Maybe he was brain damaged. “Thank you,” Envy said. “Rusty, what do you think? Can we get to one of those old mining cabins before nightfall, or should we take our chances down in the valley, in case there’s another earthquake?”
“I could probably carry Douglass to one of those cabins,” Rusty said. Then, almost sheepishly, “If you break trail for me, Captain.”
“No problem,” Envy said. Despite her gut feeling, that was what her brain was telling her was the better choice, and after seeing a wave the size of a mountain lapping at her ankles, Envy was gonna let logic win out.
“Then let’s go,” Envy said. “Maybe we can find some supplies in one of those cabins.” Old curtains, water buckets, anything that they could use…
Out of nowhere, a willow ptarmigan came walking out of the ash, leaving a little trail of stark white under its feathered feet where it had disturbed the ash beneath it. Everyone went quiet, watching. The bird walked until it was a good ten feet from where they huddled, then seemed to see them for the first time and veered to wander back into the heavy cloak of dust.
“Sure would love to have a gun right about now,” Rusty muttered, as the bird disappeared. “Closest ones are in that cache on the other side of the Pass.”
“Maybe one of those mining cabins has something to eat,” Envy said. It was a long-shot, but by this point, after surviving an alien attack, an earthquake, and a tsunami that could have taken out New York City, Envy was willing to roll with those chances.
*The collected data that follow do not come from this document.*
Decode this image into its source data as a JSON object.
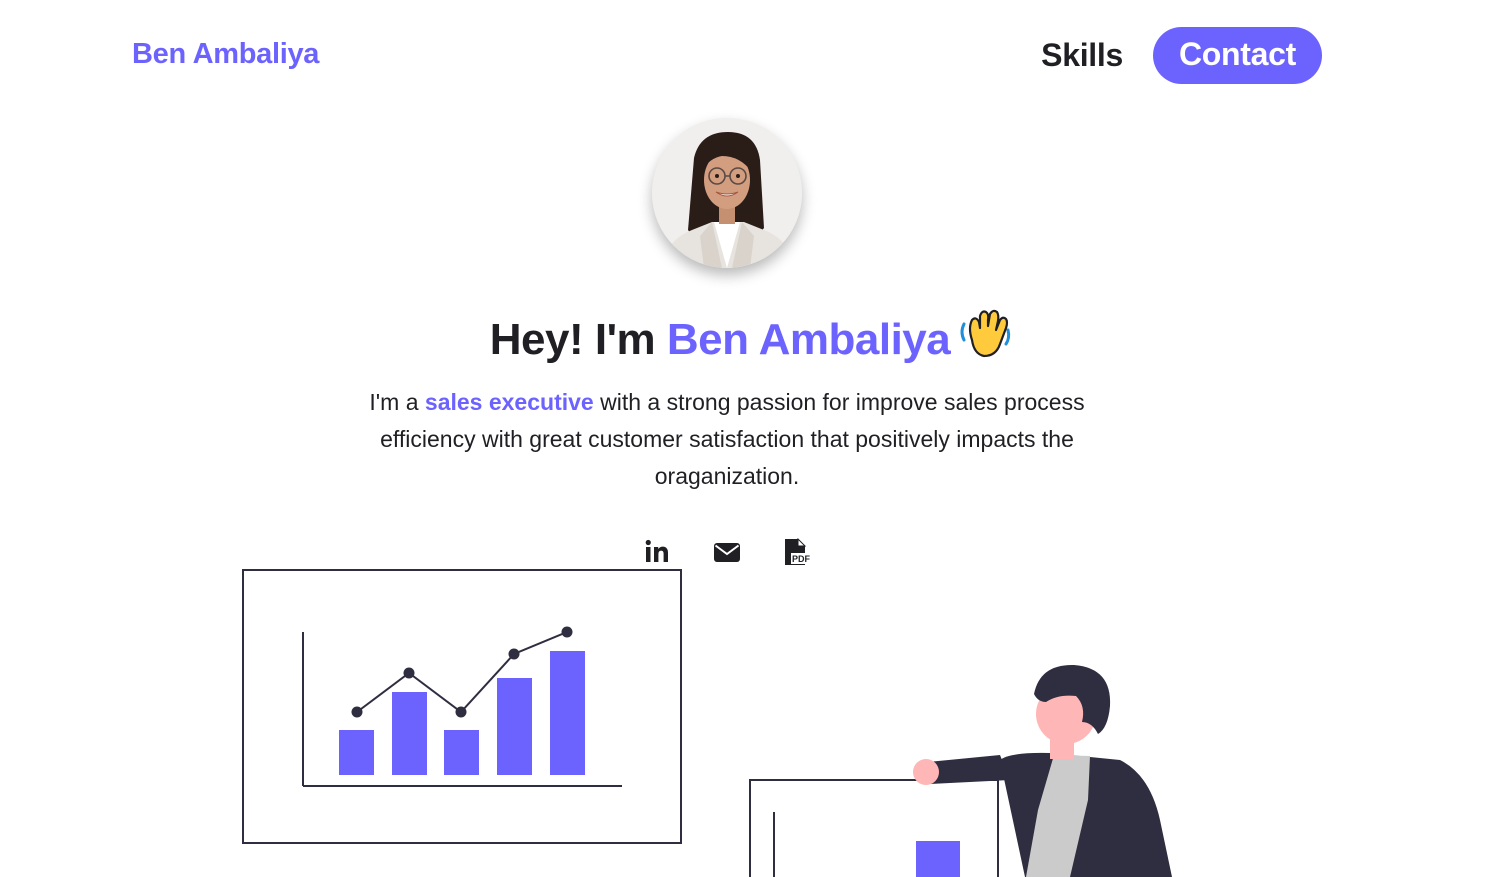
{
  "header": {
    "brand": "Ben Ambaliya",
    "nav": {
      "skills": "Skills",
      "contact": "Contact"
    }
  },
  "hero": {
    "greeting": "Hey! I'm ",
    "name": "Ben Ambaliya",
    "wave_icon": "waving-hand-icon",
    "intro_prefix": "I'm a ",
    "intro_role": "sales executive",
    "intro_rest": " with a strong passion for improve sales process efficiency with great customer satisfaction that positively impacts the oraganization."
  },
  "socials": [
    {
      "icon": "linkedin-icon",
      "label": "in"
    },
    {
      "icon": "envelope-icon"
    },
    {
      "icon": "pdf-file-icon",
      "label": "PDF"
    }
  ],
  "colors": {
    "accent": "#6c63ff",
    "text": "#1f1f24",
    "illustration_dark": "#2f2e41",
    "skin": "#ffb6b6",
    "shirt": "#cbcbcb"
  }
}
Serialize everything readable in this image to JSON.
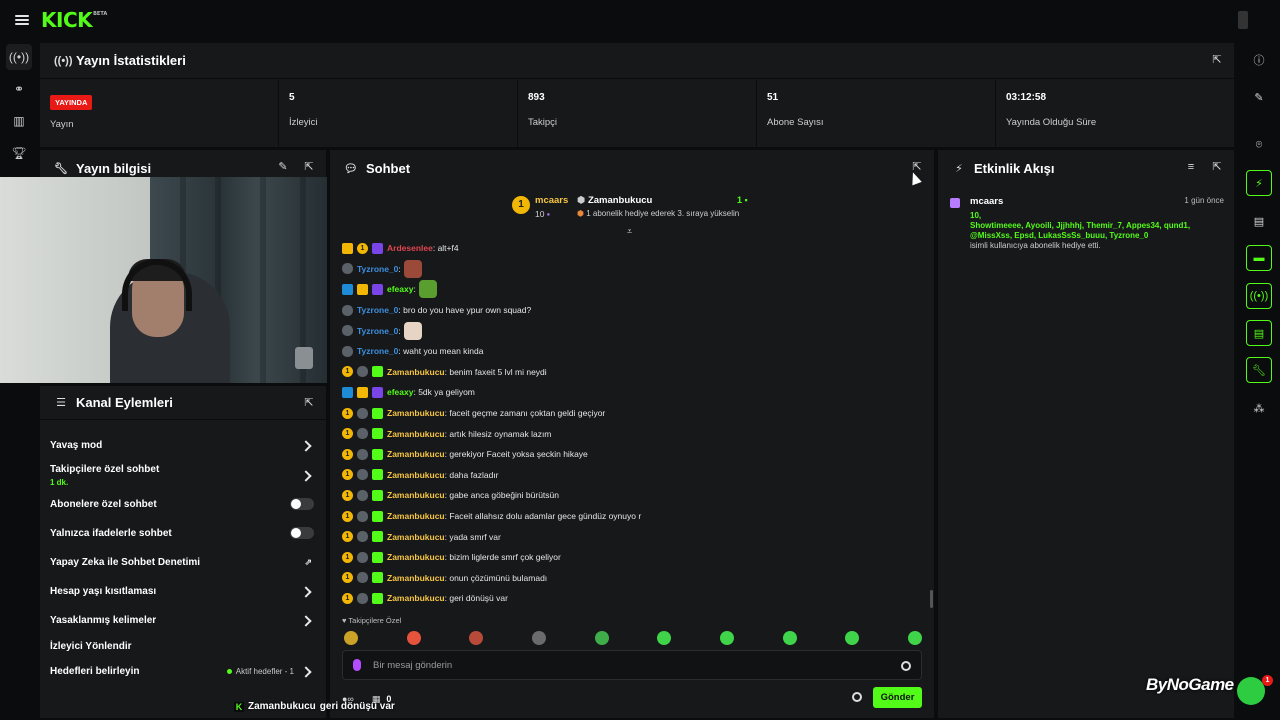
{
  "brand": {
    "logo": "KICK",
    "beta": "BETA"
  },
  "stats": {
    "title": "Yayın İstatistikleri",
    "live_badge": "YAYINDA",
    "items": [
      {
        "value": "",
        "label": "Yayın"
      },
      {
        "value": "5",
        "label": "İzleyici"
      },
      {
        "value": "893",
        "label": "Takipçi"
      },
      {
        "value": "51",
        "label": "Abone Sayısı"
      },
      {
        "value": "03:12:58",
        "label": "Yayında Olduğu Süre"
      }
    ]
  },
  "stream_info": {
    "title": "Yayın bilgisi"
  },
  "channel_actions": {
    "title": "Kanal Eylemleri",
    "items": [
      {
        "label": "Yavaş mod",
        "control": "chevron"
      },
      {
        "label": "Takipçilere özel sohbet",
        "sub": "1 dk.",
        "control": "chevron"
      },
      {
        "label": "Abonelere özel sohbet",
        "control": "toggle",
        "on": false
      },
      {
        "label": "Yalnızca ifadelerle sohbet",
        "control": "toggle",
        "on": false
      },
      {
        "label": "Yapay Zeka ile Sohbet Denetimi",
        "control": "external"
      },
      {
        "label": "Hesap yaşı kısıtlaması",
        "control": "chevron"
      },
      {
        "label": "Yasaklanmış kelimeler",
        "control": "chevron"
      },
      {
        "label": "İzleyici Yönlendir",
        "control": "none"
      },
      {
        "label": "Hedefleri belirleyin",
        "status": "Aktif hedefler - 1",
        "control": "chevron"
      }
    ]
  },
  "chat": {
    "title": "Sohbet",
    "pinned": {
      "rank": "1",
      "gifter": "mcaars",
      "gift_count": "10",
      "recipient": "Zamanbukucu",
      "recipient_count": "1",
      "message": "1 abonelik hediye ederek 3. sıraya yükselin"
    },
    "messages": [
      {
        "badges": [
          "crown",
          "coin",
          "purple"
        ],
        "user": "Ardesenlee",
        "color": "#e0464f",
        "text": ": alt+f4",
        "emote": ""
      },
      {
        "badges": [
          "shield"
        ],
        "user": "Tyzrone_0",
        "color": "#3d8fe0",
        "text": ":",
        "emote": "#9b4a3a"
      },
      {
        "badges": [
          "blue",
          "crown",
          "purple"
        ],
        "user": "efeaxy",
        "color": "#53fc18",
        "text": ":",
        "emote": "#5a9e2f"
      },
      {
        "badges": [
          "shield"
        ],
        "user": "Tyzrone_0",
        "color": "#3d8fe0",
        "text": ": bro do you have ypur own squad?",
        "emote": ""
      },
      {
        "badges": [
          "shield"
        ],
        "user": "Tyzrone_0",
        "color": "#3d8fe0",
        "text": ":",
        "emote": "#e6d4c4"
      },
      {
        "badges": [
          "shield"
        ],
        "user": "Tyzrone_0",
        "color": "#3d8fe0",
        "text": ": waht you mean kinda",
        "emote": ""
      },
      {
        "badges": [
          "coin",
          "shield",
          "gift"
        ],
        "user": "Zamanbukucu",
        "color": "#f5c542",
        "text": ": benim faxeit 5 lvl mi neydi",
        "emote": ""
      },
      {
        "badges": [
          "blue",
          "crown",
          "purple"
        ],
        "user": "efeaxy",
        "color": "#53fc18",
        "text": ": 5dk ya geliyom",
        "emote": ""
      },
      {
        "badges": [
          "coin",
          "shield",
          "gift"
        ],
        "user": "Zamanbukucu",
        "color": "#f5c542",
        "text": ": faceit geçme zamanı çoktan geldi geçiyor",
        "emote": ""
      },
      {
        "badges": [
          "coin",
          "shield",
          "gift"
        ],
        "user": "Zamanbukucu",
        "color": "#f5c542",
        "text": ": artık hilesiz oynamak lazım",
        "emote": ""
      },
      {
        "badges": [
          "coin",
          "shield",
          "gift"
        ],
        "user": "Zamanbukucu",
        "color": "#f5c542",
        "text": ": gerekiyor Faceit yoksa şeckin hikaye",
        "emote": ""
      },
      {
        "badges": [
          "coin",
          "shield",
          "gift"
        ],
        "user": "Zamanbukucu",
        "color": "#f5c542",
        "text": ": daha fazladır",
        "emote": ""
      },
      {
        "badges": [
          "coin",
          "shield",
          "gift"
        ],
        "user": "Zamanbukucu",
        "color": "#f5c542",
        "text": ": gabe anca göbeğini bürütsün",
        "emote": ""
      },
      {
        "badges": [
          "coin",
          "shield",
          "gift"
        ],
        "user": "Zamanbukucu",
        "color": "#f5c542",
        "text": ": Faceit allahsız dolu adamlar gece gündüz oynuyo r",
        "emote": ""
      },
      {
        "badges": [
          "coin",
          "shield",
          "gift"
        ],
        "user": "Zamanbukucu",
        "color": "#f5c542",
        "text": ": yada smrf var",
        "emote": ""
      },
      {
        "badges": [
          "coin",
          "shield",
          "gift"
        ],
        "user": "Zamanbukucu",
        "color": "#f5c542",
        "text": ": bizim liglerde smrf çok geliyor",
        "emote": ""
      },
      {
        "badges": [
          "coin",
          "shield",
          "gift"
        ],
        "user": "Zamanbukucu",
        "color": "#f5c542",
        "text": ": onun çözümünü bulamadı",
        "emote": ""
      },
      {
        "badges": [
          "coin",
          "shield",
          "gift"
        ],
        "user": "Zamanbukucu",
        "color": "#f5c542",
        "text": ": geri dönüşü var",
        "emote": ""
      }
    ],
    "emote_label": "Takipçilere Özel",
    "emote_colors": [
      "#c9a227",
      "#e6533c",
      "#b84a3a",
      "#6b6b6b",
      "#3fae4a",
      "#3fd44a",
      "#3fd44a",
      "#3fd44a",
      "#3fd44a",
      "#3fd44a"
    ],
    "input_placeholder": "Bir mesaj gönderin",
    "viewer_count": "0",
    "send_label": "Gönder"
  },
  "activity": {
    "title": "Etkinlik Akışı",
    "user": "mcaars",
    "time": "1 gün önce",
    "count": "10,",
    "recipients": "Showtimeeee, Ayooili, Jjjhhhj, Themir_7, Appes34, qund1, @MissXss, Epsd, LukasSsSs_buuu, Tyzrone_0",
    "description": "isimli kullanıcıya abonelik hediye etti."
  },
  "overlay": {
    "user": "Zamanbukucu",
    "text": "geri dönüşü var"
  },
  "sponsor": {
    "name": "ByNoGame",
    "badge": "1"
  }
}
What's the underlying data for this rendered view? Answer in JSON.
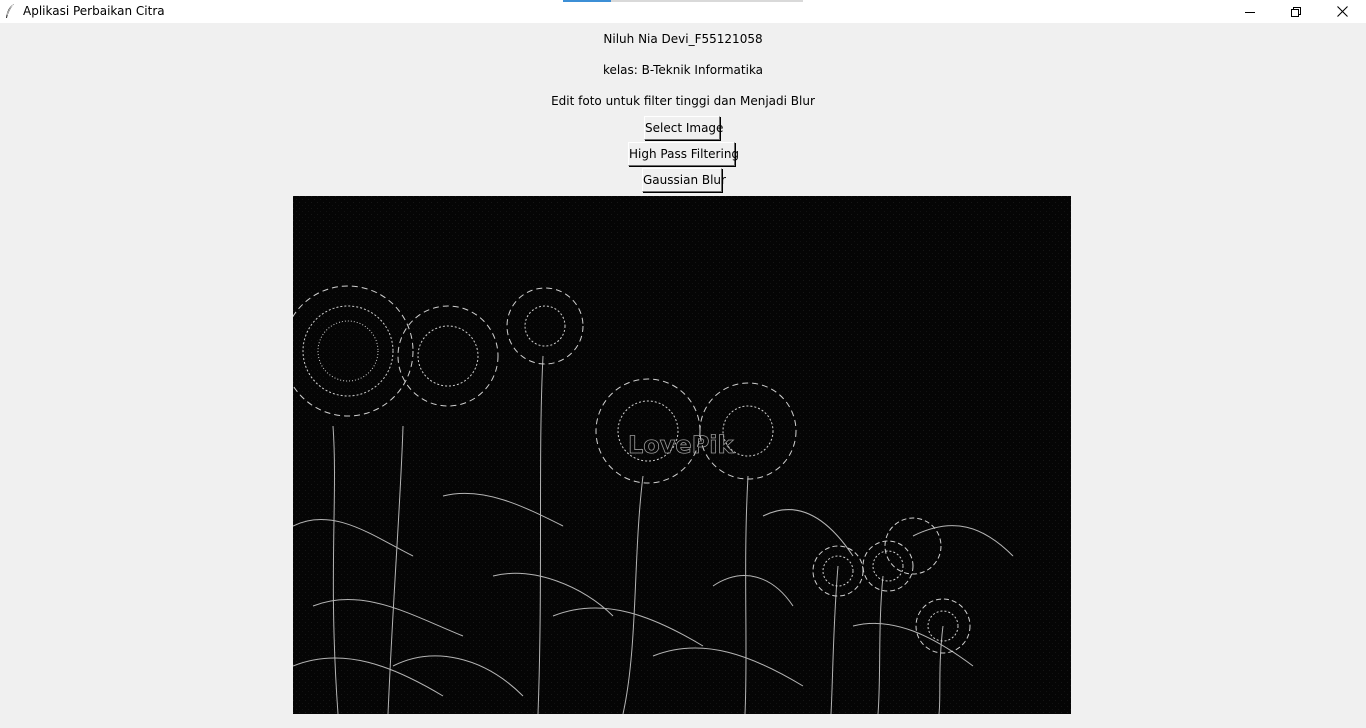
{
  "window": {
    "title": "Aplikasi Perbaikan Citra",
    "icon": "feather-icon",
    "controls": {
      "minimize": "minimize-icon",
      "maximize": "restore-icon",
      "close": "close-icon"
    }
  },
  "labels": {
    "name": "Niluh Nia Devi_F55121058",
    "class": "kelas: B-Teknik Informatika",
    "description": "Edit foto untuk filter tinggi dan Menjadi Blur"
  },
  "buttons": {
    "select_image": "Select Image",
    "high_pass": "High Pass Filtering",
    "gaussian_blur": "Gaussian Blur"
  },
  "image": {
    "subject": "sunflowers",
    "filter_applied": "high-pass",
    "watermark_text": "LovePik"
  },
  "colors": {
    "window_bg": "#f0f0f0",
    "titlebar_bg": "#ffffff",
    "image_bg": "#050505",
    "edge_stroke": "#cfcfcf"
  }
}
“That bird was bleeding,” Douglass said. “You can see the blood.” He gestured at the white tracks in the snow.
“There’s no blood,” Envy said.
“Think it ate one. Was looking for a good place to die.”
“Now why the fuck are you trying to creep us out?!” Envy demanded. “We get that you’re depressed, but that’s just cruel.”
“Go check for blood,” Douglass said.
Rusty immediately got up and looked. When he frowned and touched two big fingers to the ground and lifted it to his nose, Envy knew with a sudden, wrenching dread that he had found some.
“Hey!” Rusty cried, his excitement rising in a sudden tide, “Does this mean you can see again, doc?”
“Nope.” He’d gone back to digging through the ash with his fingers. “Just don’t think we should be up here in the snow. We need to get someplace they can’t sneak up on us.”
Envy squinted at Douglass, then glanced at Rusty, who gave her a shrug. She glanced back down the hill, but the thought of passing that high-water-line—the line that clearly stated where they would have died had they been standing there eleven hours earlier—made her instinctively uncomfortable.
“Come on, Rusty,” she said. “Let’s see if we can make that cabin before dark.”
Rusty obediently grabbed the smaller man around his narrow hips and hefted him over a shoulder, then Envy took point, and they began their slow march toward one of the mining cabins a couple miles deeper in the pass.
They’d been going several hours before something heavier than ash hit Envy on the shoulder. She twisted to look, but before she could see what it was, it tumbled down her back and hit the ground with a puff, disappearing under an inch of ash. She kicked around at the snow under the ash, but couldn’t find anything distinguishably solid.
“It’s burrowing,” Douglass said, from Rusty’s shoulder.
Envy jerked to look at the doctor. His eyes were following something under the snow, moving under them. Seeing how focused he was, her spine grew cold. She glanced back up at the sky.
“What did you say you’re seeing up there?” she demanded, inching closer to the other two as her heart started to pound.
“Look like maggots to me,” Douglass said. He shrugged. “But like I said, probably just brain damage.”
Something hit Rusty’s scalp with a palpable thump, and this time, Envy saw it, too. Black and writhing, wriggling like a displaced maggot. “Ow!” Rusty cried, jerking, and the thing tumbled to his empty shoulder. Envy saw it rear up, a many-toothed black mouth pulsing, seeking, and saw it briefly hone in on Rusty’s ear canal, as if it was considering crawling into it.
She let out a scream and batted the thing off Rusty’s shoulder and into the ash. As soon as it fell to the ground, it ducked under the ash and was gone. Douglass, however, was watching it just like he’d watched the other one.
“See?” Douglass said, still placidly riding Rusty’s other shoulder. “Like Lillith decided to shit maggots.”